10分経っても落ちきらないので、途中でドリッパーを外して飲んでみることにしました。写真の通り、お湯でドリップするときよりも断然コーヒーの色が薄いです。香りは・・・バターと、コーヒーの香りも一応します。この組み合わせは中々に気持ち悪くて、というかバターの匂いが強すぎて嗅ぐだけで気分が悪くなる感じがします。

そして味。意を決して一口、というか一舐め。無塩バターなのでもちろん塩味はなく、油100%といった感じ。そこにほんのりコーヒー風味。しかしお湯でコーヒーをドリップしたときと違って、コーヒーの味を感じられるということもなく、ただコーヒーの香りがするバターといった様相です。うん、普通に飲めたもんじゃないですね。不味い!

感想・考察

ここまで書いて気づきました。今回作り出したものはもしかして、バターコーヒーではなくて”コーヒーバター”だったのではないでしょうか。今回のような手法をバター加工時点で取り入れれば、お湯に溶かすだけでバターコーヒーができちゃう製品がつくれてしまうのでは無いでしょうか。・・・って、コーヒーに溶かすだけでバターコーヒーが作れる製品をヌルいとか言っといて結局同じようなことを言っちゃってますね。

今回発見があったとすれば、バターにコーヒーは意外と溶け出さないという点でしょうか。
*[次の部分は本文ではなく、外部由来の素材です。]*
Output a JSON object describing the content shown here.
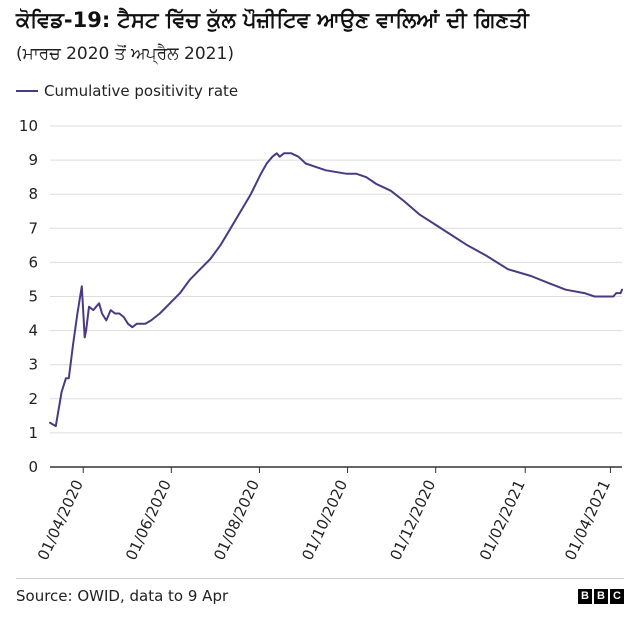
{
  "chart_data": {
    "type": "line",
    "title": "ਕੋਵਿਡ-19: ਟੈਸਟ ਵਿੱਚ ਕੁੱਲ ਪੌਜ਼ੀਟਿਵ ਆਉਣ ਵਾਲਿਆਂ ਦੀ ਗਿਣਤੀ",
    "subtitle": "(ਮਾਰਚ 2020 ਤੋਂ ਅਪ੍ਰੈਲ 2021)",
    "ylabel": "",
    "xlabel": "",
    "ylim": [
      0,
      10
    ],
    "yticks": [
      0,
      1,
      2,
      3,
      4,
      5,
      6,
      7,
      8,
      9,
      10
    ],
    "xlim": [
      "2020-03-09",
      "2021-04-09"
    ],
    "xticks": [
      "01/04/2020",
      "01/06/2020",
      "01/08/2020",
      "01/10/2020",
      "01/12/2020",
      "01/02/2021",
      "01/04/2021"
    ],
    "legend": "top-left",
    "series": [
      {
        "name": "Cumulative positivity rate",
        "color": "#4b3a82",
        "points": [
          [
            "2020-03-09",
            1.3
          ],
          [
            "2020-03-13",
            1.2
          ],
          [
            "2020-03-17",
            2.2
          ],
          [
            "2020-03-20",
            2.6
          ],
          [
            "2020-03-22",
            2.6
          ],
          [
            "2020-03-25",
            3.6
          ],
          [
            "2020-03-28",
            4.5
          ],
          [
            "2020-03-31",
            5.3
          ],
          [
            "2020-04-02",
            3.8
          ],
          [
            "2020-04-03",
            4.0
          ],
          [
            "2020-04-05",
            4.7
          ],
          [
            "2020-04-08",
            4.6
          ],
          [
            "2020-04-10",
            4.7
          ],
          [
            "2020-04-12",
            4.8
          ],
          [
            "2020-04-14",
            4.5
          ],
          [
            "2020-04-17",
            4.3
          ],
          [
            "2020-04-20",
            4.6
          ],
          [
            "2020-04-23",
            4.5
          ],
          [
            "2020-04-26",
            4.5
          ],
          [
            "2020-04-29",
            4.4
          ],
          [
            "2020-05-02",
            4.2
          ],
          [
            "2020-05-05",
            4.1
          ],
          [
            "2020-05-08",
            4.2
          ],
          [
            "2020-05-11",
            4.2
          ],
          [
            "2020-05-14",
            4.2
          ],
          [
            "2020-05-18",
            4.3
          ],
          [
            "2020-05-24",
            4.5
          ],
          [
            "2020-05-31",
            4.8
          ],
          [
            "2020-06-07",
            5.1
          ],
          [
            "2020-06-14",
            5.5
          ],
          [
            "2020-06-21",
            5.8
          ],
          [
            "2020-06-28",
            6.1
          ],
          [
            "2020-07-05",
            6.5
          ],
          [
            "2020-07-12",
            7.0
          ],
          [
            "2020-07-19",
            7.5
          ],
          [
            "2020-07-26",
            8.0
          ],
          [
            "2020-08-02",
            8.6
          ],
          [
            "2020-08-06",
            8.9
          ],
          [
            "2020-08-10",
            9.1
          ],
          [
            "2020-08-13",
            9.2
          ],
          [
            "2020-08-15",
            9.1
          ],
          [
            "2020-08-18",
            9.2
          ],
          [
            "2020-08-23",
            9.2
          ],
          [
            "2020-08-28",
            9.1
          ],
          [
            "2020-09-02",
            8.9
          ],
          [
            "2020-09-09",
            8.8
          ],
          [
            "2020-09-16",
            8.7
          ],
          [
            "2020-09-30",
            8.6
          ],
          [
            "2020-10-07",
            8.6
          ],
          [
            "2020-10-14",
            8.5
          ],
          [
            "2020-10-21",
            8.3
          ],
          [
            "2020-10-31",
            8.1
          ],
          [
            "2020-11-09",
            7.8
          ],
          [
            "2020-11-20",
            7.4
          ],
          [
            "2020-12-01",
            7.1
          ],
          [
            "2020-12-12",
            6.8
          ],
          [
            "2020-12-23",
            6.5
          ],
          [
            "2021-01-05",
            6.2
          ],
          [
            "2021-01-20",
            5.8
          ],
          [
            "2021-02-05",
            5.6
          ],
          [
            "2021-02-17",
            5.4
          ],
          [
            "2021-03-01",
            5.2
          ],
          [
            "2021-03-14",
            5.1
          ],
          [
            "2021-03-21",
            5.0
          ],
          [
            "2021-03-28",
            5.0
          ],
          [
            "2021-04-03",
            5.0
          ],
          [
            "2021-04-05",
            5.1
          ],
          [
            "2021-04-08",
            5.1
          ],
          [
            "2021-04-09",
            5.2
          ]
        ]
      }
    ]
  },
  "footer": {
    "source": "Source: OWID, data to 9 Apr",
    "brand": [
      "B",
      "B",
      "C"
    ]
  }
}
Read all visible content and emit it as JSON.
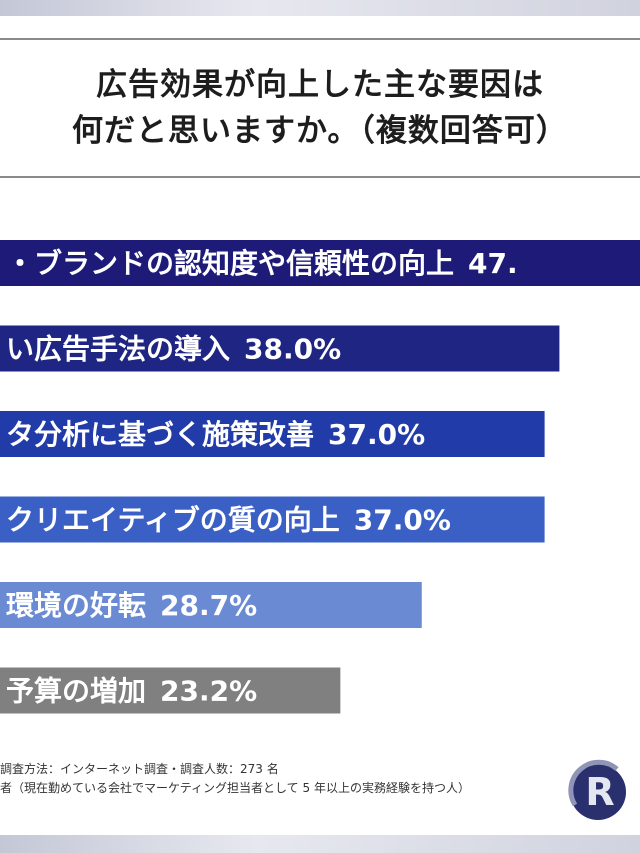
{
  "title": {
    "line1": "広告効果が向上した主な要因は",
    "line2": "何だと思いますか。（複数回答可）"
  },
  "chart_data": {
    "type": "bar",
    "orientation": "horizontal",
    "categories": [
      "・ブランドの認知度や信頼性の向上",
      "い広告手法の導入",
      "タ分析に基づく施策改善",
      "クリエイティブの質の向上",
      "環境の好転",
      "予算の増加"
    ],
    "values": [
      47.0,
      38.0,
      37.0,
      37.0,
      28.7,
      23.2
    ],
    "value_labels": [
      "47.",
      "38.0%",
      "37.0%",
      "37.0%",
      "28.7%",
      "23.2%"
    ],
    "unit": "%",
    "colors": [
      "#1e1b78",
      "#1f2582",
      "#213ba8",
      "#3a60c6",
      "#6a8ad4",
      "#808080"
    ]
  },
  "notes": {
    "line1": "調査方法：インターネット調査・調査人数：273 名",
    "line2": "者（現在勤めている会社でマーケティング担当者として 5 年以上の実務経験を持つ人）"
  },
  "logo": {
    "icon": "lr-logo-icon",
    "letter": "R"
  }
}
深煎りのマンデリンを用いてみましたが、ドリップされたバター(コーヒー)はだいぶ色が薄いものでした。少し温度が低め(80℃前後)というのもあったかもしれませんが、それでもお湯ならやっぱりもっと濃くドリップできるはずです。

水よりも油の方が成分が溶け出す余地が少ないということになるでしょうか。まあ、そうだと言われたらなんとなくそんな気がしますが、油分を含んでいる牛乳でコーヒーをドリップしたときはもっとしっかりコーヒー味になったので、少しモヤモヤします。なので牛乳の成分について調べてみたところ、8割は水分とのこと。なるほど、それならほとんど水だからコーヒー成分がちゃんと溶けていても不思議じゃありません。やっぱり油には外部からの成分が溶け出す余地が少ないということで良いのでしょうか。

ただここで更に疑問なのが、油に香りを移す調理法があることです。オリーブオイルににんにくの香りを移したり、スパイスカレーを作るときも、ホールスパイスの香りを油に移します。これらを踏まえるとやっぱり油には外部から成分を添加する余地があるような気がします。ただ、にんにくの場合もカレーのスパイスの場合も、あくまで香りを移しているという観点で見ると、バターにコーヒーの香りは移っていたので、まあやっぱり概ね油にできることはできたんじゃないかなという気持ちになりますが、料理の際は高温でしっかり香りを移すので、やっぱり今回はバターの温度が不足していた可能性もあるんじゃないかとか、ぐるぐるしてちょっとスッキリしない気分になっています。

今になってバターコーヒーにこんなにモヤモヤさせられるとは思ってもみませんでしたが、何も感じなかったうえにバターとコーヒー豆の無駄な消費、という結果にならなかったのでまだマシでしょうか。まあ今後、バターコーヒーを飲むことは無いなと思いました。